Le chapitre « Le lys rouge » parle du livre éponyme d’Anatole France, qui romance la passion destructrice – parce qu’empoisonnée par la jalousie – qu’il a partagée avec Léontine Arman. Ce n’est pas une analyse du roman mais un résumé des réactions littéraires qu’il occasionna (page 23). Le 24 décembre 1896, France est reçu à l’Académie française, au fauteuil de Ferdinand de Lesseps, l’homme du canal (page 56).

Plusieurs chapitres sont consacrés à des portraits de certains protagonistes de l’histoire, portraits plus fouillés que ceux déjà lus dans le premier tome : Simone, Anatole, Charles Maurras, Albert Arman avec son rase-pet, etc. On voit passer les Menier (le chocolat de notre enfance), les Willy, à savoir Henry Gauthier-Villars et Sidonie Colette, Anna de Noailles, Marcel Proust (page 106). Tous ces jeunes, en couple ou non, mènent la belle vie : sorties, restaurants, flirts…

L’amitié avec les Willy ne dure pas, pour des raisons obscures (Henri était-il amoureux de Jeanne ? n’était-il qu’un horrible hypocrite qui a tenté de les brouiller avec Mme Arman ?)… Toujours est-il que les Caillavet changent de fréquentations, Gaston avec les gens de théâtre et Jeanne avec les snobs : « À fréquenter des gens qui lui semblent plus urfs que son entourage de jadis, elle s’imagine qu’elle est des leurs » (page 112).

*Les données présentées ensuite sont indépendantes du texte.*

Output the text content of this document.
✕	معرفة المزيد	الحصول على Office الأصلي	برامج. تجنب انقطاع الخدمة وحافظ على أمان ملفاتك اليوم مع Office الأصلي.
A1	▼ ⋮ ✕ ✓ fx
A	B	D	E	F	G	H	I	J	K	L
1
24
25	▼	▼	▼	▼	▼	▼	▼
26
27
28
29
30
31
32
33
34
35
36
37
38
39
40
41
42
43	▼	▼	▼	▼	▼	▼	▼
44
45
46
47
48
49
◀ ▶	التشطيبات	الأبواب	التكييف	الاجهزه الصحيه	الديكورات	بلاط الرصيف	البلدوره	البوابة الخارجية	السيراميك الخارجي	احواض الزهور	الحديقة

Pour « urf », le TILF indique : « Aphérèse de turf  (terrain de courses), 1865 [Cette robe] manquait de turf, ce n'est pas celle que j'ai vue à Chantilly (V. Sardou, La Famille Benoîton), d'où certainement l'expression : c'est turf(c'est chic), puis par fausse coupe : c'est urf ». On en apprend des choses avec Jeanne !

« Grâce à Mme Arman, les Gaston de Caillavet font partie de ce qu’on appellera plus tard le Tout-Paris, ces élus qui croient faire la mode parce qu’ils se couchent et se lèvent plus tard que les autres » (page 112).

Jeanne enchaîne les réceptions et en fait un compte rendu souvent féroce dans son journal : « Mme G. en velours cramoisi est de la couleur de sa robe. Elle défonce de joie et d’orgueil » (quel curieux emploi du verbe défoncer…) et, plus loin « Les petites de Hérédia poussent des cris d’animaux dans la pièce d’à côté. Ces jeunes personnes ont très mauvais ton : la dernière est jolie et s’entend à exciter les hommes » (page 113). (Le mot ton à la place du mot genre ? Il est vrai qu’à l’époque on ne s’imaginait pas s’intéresser au genre… !).